- The freedom to run the program as you wish, for any purpose (freedom 0).
- The freedom to study how the program works, and change it so it does your computing as you wish (freedom 1). Access to the source code is a precondition for this.
- The freedom to redistribute copies so you can help your neighbor (freedom 2).
- The freedom to distribute copies of your modified versions to others (freedom 3). By doing this you can give the whole community a chance to benefit from your changes. Access to the source code is a precondition for this.
Access to the source code and an open-source license are necessary preconditions for software freedom, but not sufficient.
And, unfortunately, we are living in an era where it is becoming ever more difficult to exercise the freedoms listed above.
Consider freedom 0. In the past, essentially all free software ran perfectly well on essentially every hardware platform and operating system. At the present time, much of what claims to be open-source software is horrendously platform-specific - sometimes by ignorance (I don't expect every developer to be able to test on all platforms), but there's a disturbing trend of deliberately excluding non-preferred platforms.

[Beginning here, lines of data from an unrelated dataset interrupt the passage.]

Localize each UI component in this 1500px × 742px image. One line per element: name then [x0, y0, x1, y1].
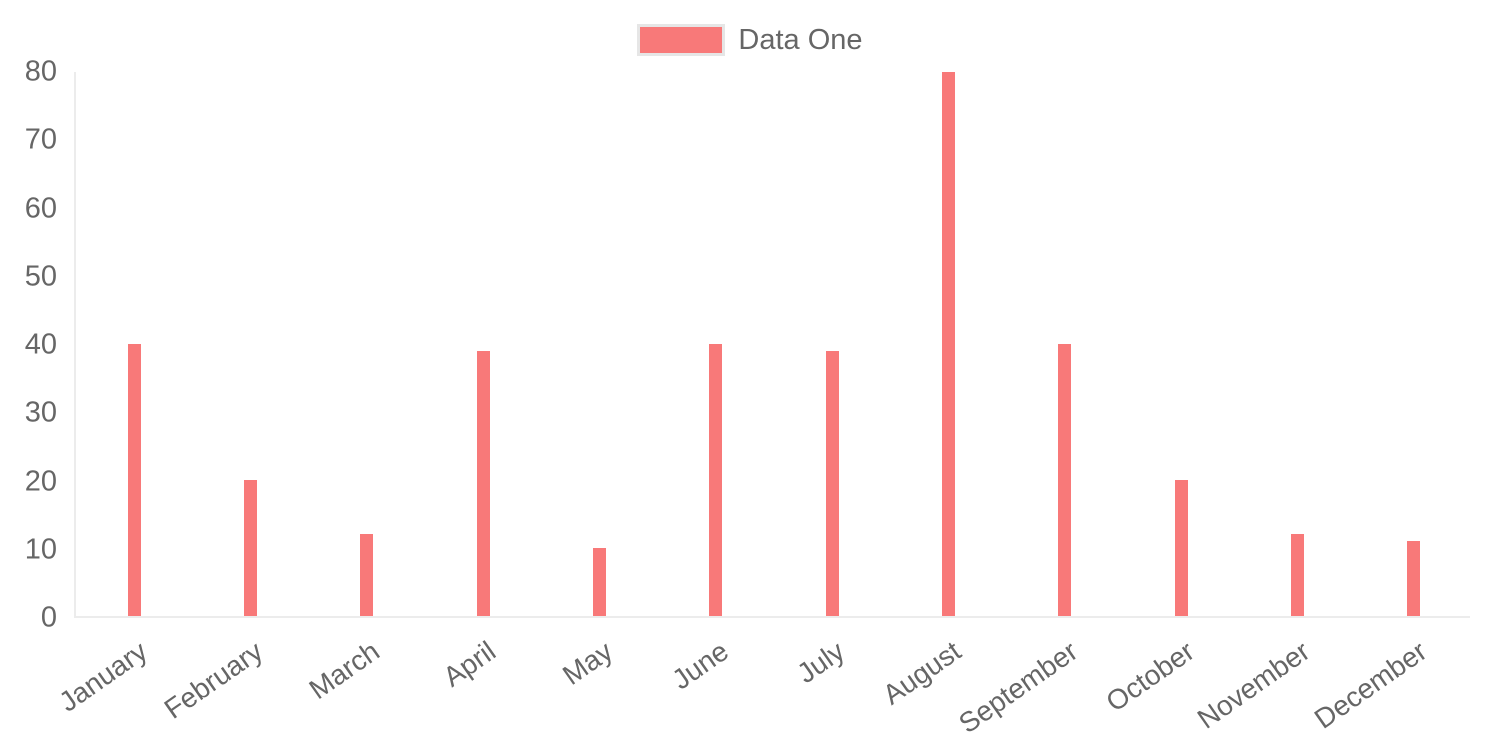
y-tick-label-40: 40 [24, 328, 57, 361]
x-tick-label-december: December [1308, 635, 1433, 735]
x-tick-label-june: June [666, 635, 735, 696]
x-tick-label-october: October [1100, 635, 1200, 718]
plot-area [74, 72, 1470, 618]
bar-december[interactable] [1407, 541, 1421, 616]
y-tick-label-80: 80 [24, 55, 57, 88]
y-tick-label-10: 10 [24, 533, 57, 566]
bar-october[interactable] [1174, 480, 1188, 616]
y-tick-label-20: 20 [24, 465, 57, 497]
x-tick-label-july: July [791, 635, 851, 690]
bar-april[interactable] [476, 350, 490, 616]
x-tick-label-january: January [52, 635, 153, 718]
bar-november[interactable] [1291, 534, 1304, 616]
y-tick-label-70: 70 [24, 123, 57, 156]
bar-september[interactable] [1058, 344, 1072, 616]
legend-label: Data One [738, 23, 863, 56]
x-tick-label-august: August [877, 635, 967, 711]
x-tick-label-november: November [1192, 635, 1316, 735]
bar-may[interactable] [593, 548, 606, 616]
y-tick-label-60: 60 [24, 192, 57, 224]
x-tick-label-april: April [437, 635, 502, 693]
y-tick-label-0: 0 [40, 601, 57, 634]
bar-july[interactable] [825, 350, 839, 616]
bar-february[interactable] [244, 480, 257, 616]
x-tick-label-september: September [953, 635, 1084, 740]
bar-august[interactable] [942, 72, 955, 616]
x-tick-label-may: May [556, 635, 618, 691]
y-tick-label-30: 30 [24, 396, 57, 429]
chart-legend[interactable]: Data One [0, 24, 1500, 56]
x-tick-label-march: March [303, 635, 386, 706]
bar-january[interactable] [127, 344, 141, 616]
bar-march[interactable] [360, 534, 374, 616]
x-tick-label-february: February [159, 635, 269, 725]
y-tick-label-50: 50 [24, 260, 57, 293]
legend-swatch [637, 24, 726, 56]
bar-june[interactable] [709, 344, 723, 616]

There is increasing use of new languages and runtimes, which are often very restricted in terms of platform support. If you look at some of the languages like Node.JS, Go, and Rust, you'll see that they explicitly target the common hardware architectures (x86 and ARM), deliberately and consciously excluding other platforms. Add to that the trend for self-referential bootstrapping (where you need X to build X) and you can see other platforms frozen out entirely.
So, much of freedom 0 has been emasculated. What of freedom 1?
Yes, I might be able to look at the source code. (Although, in many cases, it is opaque and undocumented.) And I might be able to crack open an editor and type in a modification. But actually being able to use that modification is a whole different ball game.
Actually building software from source often enters you into a world of pain and frustration. Fighting your way through Dependency Hell, struggling with arcane and opaque build systems, becoming frustrated with the vagaries of the autotools (remember how the configure script works - it makes a bunch of random and unsubstantiated guesses about the state of your system, the ignores half the results, and often needs explicitly overriding, making a mockery of the "auto" part), only to discover that "works on my system" is almost a religion.
Current trends like Docker make this problem worse. Rather than having to pay lip-service to portability by having to deal with the vagaries of multiple distributions, authors can now restrict the target environment even more narrowly - "works in my docker image" is the new normal. (I've had some developers come out and say this explicitly.)
The conclusion: open-source software is becoming increasingly narrow and proprietary, denying users the freedoms they deserve.